HP ASR – Automatic Server Recovery
How much do you know about HP ASR? How it works?
The ASR feature is a hardware-based timer. If a true hardware failure occurs, the Health Monitor might not be called, but the server will be reset as if the power switch were pressed. The ProLiant ROM code may log an event to the IML when the server reboots.
The ASR Timeout option sets a timeout limit for resetting a server that is not responding. When the server has not responded in the selected amount of time, the server automatically resets.
The available time increments are:
This ASR feature is implemented using a “heartbeat ” timer that continually counts down. The Health Monitor frequently reloads the counter to prevent it from counting down to zero.
If the ASR counts down to zero, it is assumed that the operating system has locked up and the system will automatically attempt to reboot.
Events which may contribute to the operating system locking up include:
A peripheral device − such as a Peripheral Component Interconnect Specification (PCI) adapter − that generates numerous spurious interrupts when it fails.
A high priority software application consumes all the available central processing unit (CPU) cycles and does not allow the operating system scheduler to run the ASR timer reset process.
A software or kernel application consumes all available memory, including the virtual memory space (for example, swap).
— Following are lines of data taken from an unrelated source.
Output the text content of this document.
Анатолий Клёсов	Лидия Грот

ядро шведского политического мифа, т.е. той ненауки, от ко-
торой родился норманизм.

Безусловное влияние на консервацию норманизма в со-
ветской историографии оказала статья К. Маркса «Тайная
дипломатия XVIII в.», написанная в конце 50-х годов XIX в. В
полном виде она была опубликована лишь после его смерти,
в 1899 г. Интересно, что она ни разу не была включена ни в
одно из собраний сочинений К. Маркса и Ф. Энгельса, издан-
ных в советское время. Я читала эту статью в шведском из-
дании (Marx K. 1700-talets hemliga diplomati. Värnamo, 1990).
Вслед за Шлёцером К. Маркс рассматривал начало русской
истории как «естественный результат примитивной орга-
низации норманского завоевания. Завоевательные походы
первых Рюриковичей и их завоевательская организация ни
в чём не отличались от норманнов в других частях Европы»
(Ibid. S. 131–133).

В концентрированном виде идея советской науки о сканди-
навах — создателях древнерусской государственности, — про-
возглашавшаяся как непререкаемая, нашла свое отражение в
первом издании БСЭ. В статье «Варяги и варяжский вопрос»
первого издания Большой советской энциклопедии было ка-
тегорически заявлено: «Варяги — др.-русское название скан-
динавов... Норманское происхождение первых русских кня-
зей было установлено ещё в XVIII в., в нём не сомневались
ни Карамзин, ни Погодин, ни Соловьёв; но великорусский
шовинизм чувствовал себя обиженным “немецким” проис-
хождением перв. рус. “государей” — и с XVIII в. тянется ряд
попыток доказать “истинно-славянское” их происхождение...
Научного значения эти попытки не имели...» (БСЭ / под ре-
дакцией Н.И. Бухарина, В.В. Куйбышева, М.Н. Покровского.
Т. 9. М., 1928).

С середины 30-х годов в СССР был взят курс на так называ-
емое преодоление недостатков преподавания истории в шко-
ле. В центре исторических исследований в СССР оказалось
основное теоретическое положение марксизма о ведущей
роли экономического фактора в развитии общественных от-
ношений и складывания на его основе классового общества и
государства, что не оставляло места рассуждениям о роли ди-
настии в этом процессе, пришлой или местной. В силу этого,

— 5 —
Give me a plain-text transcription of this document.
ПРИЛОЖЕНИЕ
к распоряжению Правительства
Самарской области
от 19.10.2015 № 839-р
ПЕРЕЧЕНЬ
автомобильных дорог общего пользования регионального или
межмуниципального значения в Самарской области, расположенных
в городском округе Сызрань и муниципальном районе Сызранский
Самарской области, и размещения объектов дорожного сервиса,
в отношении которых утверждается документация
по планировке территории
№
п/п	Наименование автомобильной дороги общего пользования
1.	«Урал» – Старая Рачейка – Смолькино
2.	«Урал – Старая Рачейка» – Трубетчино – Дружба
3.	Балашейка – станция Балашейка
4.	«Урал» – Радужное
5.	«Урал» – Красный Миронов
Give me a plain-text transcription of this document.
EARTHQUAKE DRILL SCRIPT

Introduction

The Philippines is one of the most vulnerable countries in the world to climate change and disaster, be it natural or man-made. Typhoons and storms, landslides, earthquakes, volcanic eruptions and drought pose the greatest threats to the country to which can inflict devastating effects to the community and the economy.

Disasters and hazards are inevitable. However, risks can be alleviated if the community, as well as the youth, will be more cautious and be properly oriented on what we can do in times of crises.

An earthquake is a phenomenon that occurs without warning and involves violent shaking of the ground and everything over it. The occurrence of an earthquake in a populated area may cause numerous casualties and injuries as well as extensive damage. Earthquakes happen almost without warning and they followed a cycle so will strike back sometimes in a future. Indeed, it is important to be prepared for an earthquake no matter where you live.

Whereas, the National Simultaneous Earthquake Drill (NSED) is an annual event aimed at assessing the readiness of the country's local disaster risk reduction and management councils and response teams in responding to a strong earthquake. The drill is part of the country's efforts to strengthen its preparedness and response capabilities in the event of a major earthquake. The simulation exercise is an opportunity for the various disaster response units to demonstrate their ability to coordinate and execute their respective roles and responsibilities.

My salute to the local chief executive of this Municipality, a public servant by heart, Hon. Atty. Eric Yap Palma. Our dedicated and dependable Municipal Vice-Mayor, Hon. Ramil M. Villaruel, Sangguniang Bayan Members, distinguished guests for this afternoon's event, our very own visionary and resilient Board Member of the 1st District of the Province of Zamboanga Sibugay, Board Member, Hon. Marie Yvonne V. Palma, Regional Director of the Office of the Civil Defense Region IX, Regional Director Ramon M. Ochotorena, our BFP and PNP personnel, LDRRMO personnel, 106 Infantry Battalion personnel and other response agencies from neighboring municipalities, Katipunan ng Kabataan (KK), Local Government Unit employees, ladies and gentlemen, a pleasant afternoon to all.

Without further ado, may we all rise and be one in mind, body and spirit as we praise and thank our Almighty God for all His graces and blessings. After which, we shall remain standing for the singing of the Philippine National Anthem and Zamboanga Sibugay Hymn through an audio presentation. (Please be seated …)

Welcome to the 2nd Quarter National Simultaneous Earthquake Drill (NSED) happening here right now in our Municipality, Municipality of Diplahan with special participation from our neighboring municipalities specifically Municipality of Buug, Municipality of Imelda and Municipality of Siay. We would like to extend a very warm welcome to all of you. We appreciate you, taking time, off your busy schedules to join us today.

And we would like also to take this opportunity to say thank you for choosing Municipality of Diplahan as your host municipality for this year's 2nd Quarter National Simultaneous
This may cause the operating system scheduler to cease functioning.
A critical operating system component, such as a file system, fails and causes the operating system scheduler to cease functioning.
Any other event besides an ASR timeout that causes a Non-Maskable Interrupt (NMI) to be generated.
The Health Monitor is notified of ASR timeout through a NMI. If possible, the driver will attempt to perform the following actions:
Displays a message on the console stating the problem.
Makes an entry in the IML.
Attempts to gracefully shut down the operating system to close the file systems.
There is no guarantee that the operating system will gracefully shutdown. This shutdown depends on the type of error condition (software or hardware) and its severity. The Health Monitor logs a series of messages when an ASR event occurs. The presence or absence of these messages can provide some insight into the reason for the ASR event. The order of the messages is important, since the ASR event is always a symptom of another error condition.
Fine, ASR is a good feature but what is VMware experts’s recommendation about this feature?
ASR must be disabled when you have ESXi installed on a ProLiant server.
There are three primary arguments for disabling ASR on ESXi hosts:
- Unintended virtual machine outages: If the heartbeat timer reaches zero as a result of a problem within the Service Console (for example, CPU or memory utilization or an agent failure), ASR may determine that the server has failed, even if the overlying virtual machines are still functioning. In this case, attempt to migrate the virtual machines off the host prior to a host restart. If ASR is enabled, the host is rebooted and the overlying virtual machines fail, resulting in an outage to business-facing applications that may have been avoided (by migrating or working with support) or minimized (by scheduling a maintenance window in the event that migration fails).
- Loss of diagnostic data: If the heartbeat timer reaches zero as a result of a purple diagnostic screen error and ASR reboots the system, it may become impossible to determine the root cause of the ASR reboot since diagnostic data related to the crash is lost upon restart. In addition, if there is a delay between the service console becoming unresponsive and the resultant purple diagnostic screen error, it is possible that ASR could reboot the system prior to the purple diagnostic screen error being generated. This could circumvent the generation of the purple diagnostic screen error and related diagnostic data. The purple diagnostic screen error contains a wealth of valuable information that can aid in pinpointing a root cause.
- Increasing the ASR timer may not help: The ASR timer can be increased from 10 to as high as 30 or 60 minutes. However, doing so may reduce ASR’s effectiveness. Its intent is to minimize downtime, and 30 or 60 minutes is a long time for a system to be unresponsive without operator intervention. Further, even with a timer set that high, ASRs can still occur, which will impact the administrator’s ability to troubleshoot the issue.